AWS Cloud Operations Blog
Selecting File Systems for AWS Mainframe Modernization
Mainframe applications often execute business-critical functions, which have to be resilient, scalable, and cost-efficient. This imperative applies to the multiple layers and components supporting the application, including files, datasets, and their supporting storage systems. When modernizing these applications and files with AWS, choosing the right file-system for the right application data profile is essential. In addition, file systems must meet stringent functional and non-functional requirements that balance multiple dimensions, such as performance, availability, and cost. This post describes the typical requirements for mainframe applications and AWS file-system options and provides an approach for choosing an appropriate AWS file-system.

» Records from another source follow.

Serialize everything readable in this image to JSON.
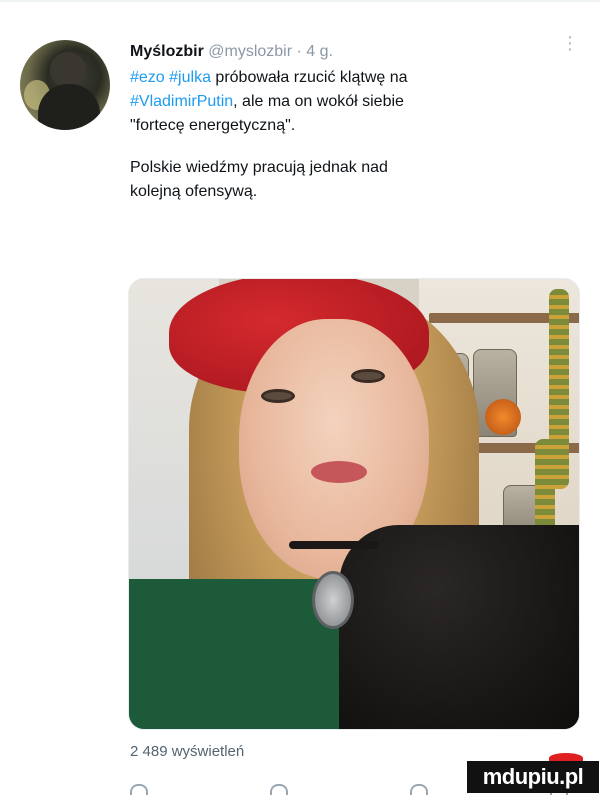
{
  "author": {
    "display_name": "Myślozbir",
    "handle": "@myslozbir",
    "separator": "·",
    "time_ago": "4 g."
  },
  "more_icon": "more-vertical-icon",
  "tweet": {
    "line1_tag1": "#ezo",
    "line1_tag2": "#julka",
    "line1_text": " próbowała rzucić klątwę na",
    "line2_tag": "#VladimirPutin",
    "line2_text": ", ale ma on wokół siebie",
    "line3_text": "\"fortecę energetyczną\".",
    "paragraph2_line1": "Polskie wiedźmy pracują jednak nad",
    "paragraph2_line2": "kolejną ofensywą."
  },
  "views": "2 489 wyświetleń",
  "actions": [
    "reply-icon",
    "retweet-icon",
    "like-icon",
    "share-icon"
  ],
  "colors": {
    "link": "#1d9bf0",
    "muted": "#8b98a5",
    "text": "#0f1419"
  },
  "watermark": {
    "text": "mdupiu.pl"
  }
}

Mainframe applications file-system use-cases and requirements
Mainframe applications use various data stores and storage types for business data: relational databases, datasets, files, hierarchical databases, inverted list databases, network model databases, etc. Datasets (or data sets) are structured data files with an organization and generally logical records. In the context of AWS mainframe modernization, files and datasets are common and require thorough analysis for designing and choosing the right target solution. This post focusses on file-based use-cases that rely on file-system solutions.
There are many mainframe dataset types that can be accessed for read or write purposes: Physical Sequential (PS), Partitioned Datasets (PDS), Generational Data Groups (GDG) and Virtual Storage Access Method (VSAM). PS, PDS, and GDG datasets are accessed record by record sequentially. VSAM has multiple organizations with different access methods: VSAM ESDS datasets are accessed sequentially. VSAM KSDS and RRDS datasets are accessed sequentially or randomly, or dynamically. And VSAM LDS datasets are rarely accessed directly by applications.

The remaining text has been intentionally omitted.